护士带钟晓芹走进隔间,指了指墙边的塑料筐:“饰品、零碎都摘下来放这儿。手机钥匙也是。”
钟晓芹身上素净,几乎没什么装饰品。
她低头,目光落在自己左手的无名指上。
那里戴着一枚样式简单的结婚戒指,是当年和陈屿一起挑的,不算贵重,却承载了她对婚姻最初的美好想象。
她犹豫了一下,手指摩挲着冰凉的戒圈。
“不用了,”她最终没有摘下,只是轻声对护士说,“我就放在衣服口袋里吧。”
好像这样,就能留住一点点过去的温度。
护士看了她一眼,没多说什么,只是点了点头:“行。那跟我去换手术服吧。”
“噢,好。”钟晓芹应着,跟着护士走向更衣处。
...
河滨大楼。
“来,晓芹,喝点热水。今天就别下床了,需要什么叫我。”王漫妮小心地将钟晓芹扶正,靠好靠枕,把温水递到她手里。
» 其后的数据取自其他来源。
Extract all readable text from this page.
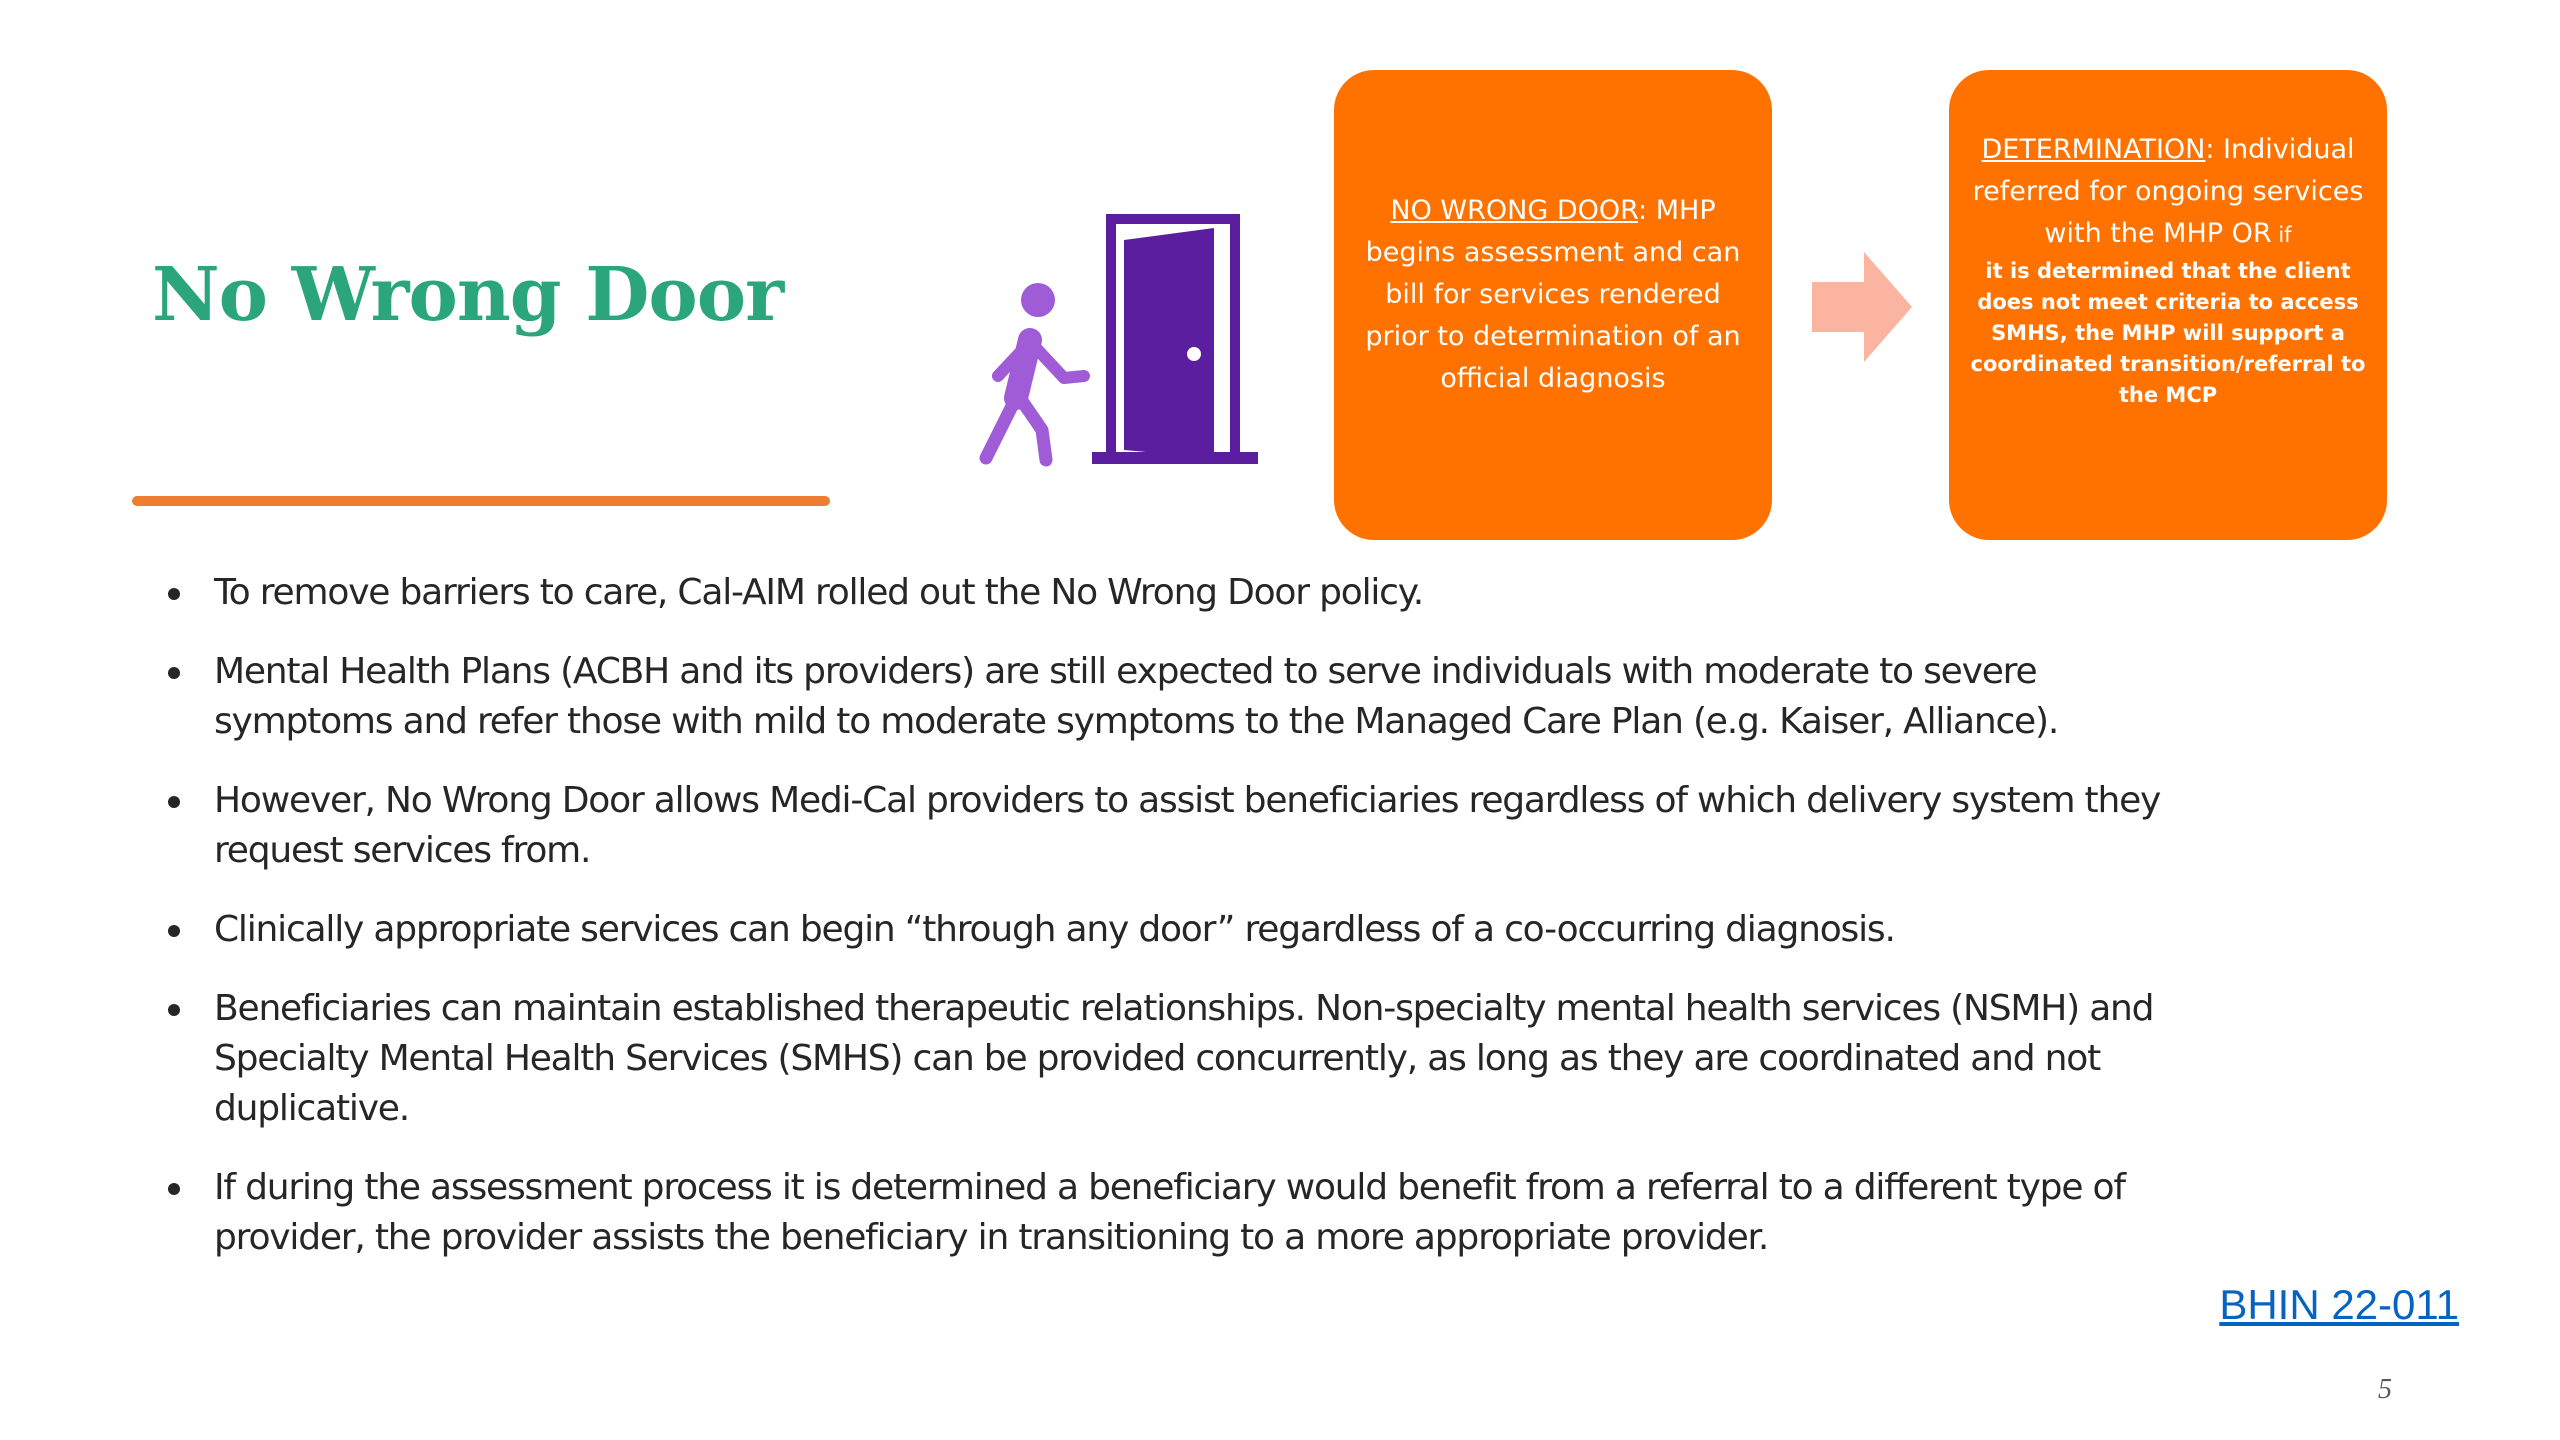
No Wrong Door

NO WRONG DOOR: MHP begins assessment and can bill for services rendered prior to determination of an official diagnosis

DETERMINATION: Individual referred for ongoing services with the MHP OR if

it is determined that the client does not meet criteria to access SMHS, the MHP will support a coordinated transition/referral to the MCP

To remove barriers to care, Cal-AIM rolled out the No Wrong Door policy.
Mental Health Plans (ACBH and its providers) are still expected to serve individuals with moderate to severe symptoms and refer those with mild to moderate symptoms to the Managed Care Plan (e.g. Kaiser, Alliance).
However, No Wrong Door allows Medi-Cal providers to assist beneficiaries regardless of which delivery system they request services from.
Clinically appropriate services can begin “through any door” regardless of a co-occurring diagnosis.
Beneficiaries can maintain established therapeutic relationships. Non-specialty mental health services (NSMH) and Specialty Mental Health Services (SMHS) can be provided concurrently, as long as they are coordinated and not duplicative.
If during the assessment process it is determined a beneficiary would benefit from a referral to a different type of provider, the provider assists the beneficiary in transitioning to a more appropriate provider.
BHIN 22-011
5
清宫手术属于门诊小手术,钟晓芹孕周不大,术后观察了几小时,没有异常,医生便允许回家了。
“谢谢。”钟晓芹接过水杯,声音很轻。
“我们是好姐妹,说什么谢。”王漫妮在床边坐下。
“晓芹,你真不打算跟阿姨说一声吗?”王漫妮小心地问。
钟晓芹轻轻摇头。
她不想让妈妈担心,打算过段时间再说。
“晓芹,今天这事儿...”王漫妮满脸愧疚。
钟晓芹打断了她:“这事儿不怪你。我早该看清楚他了,只是一直在装傻骗自己罢了。”她看着王漫妮,勉强扯出一个苍白的笑容。
“晓芹,对不起。”王漫妮低下头,觉得自己好心办了坏事。
“真的不怪你,”钟晓芹握住她的手,冰凉,“是我自己该醒了。”
今天,王漫妮悄悄联系了陈屿,告诉了他手术的事。尽管她心里看不上陈屿,但能感觉到钟晓芹对他还有感情的。
这种时候,有丈夫的陪伴心情或许会好一些。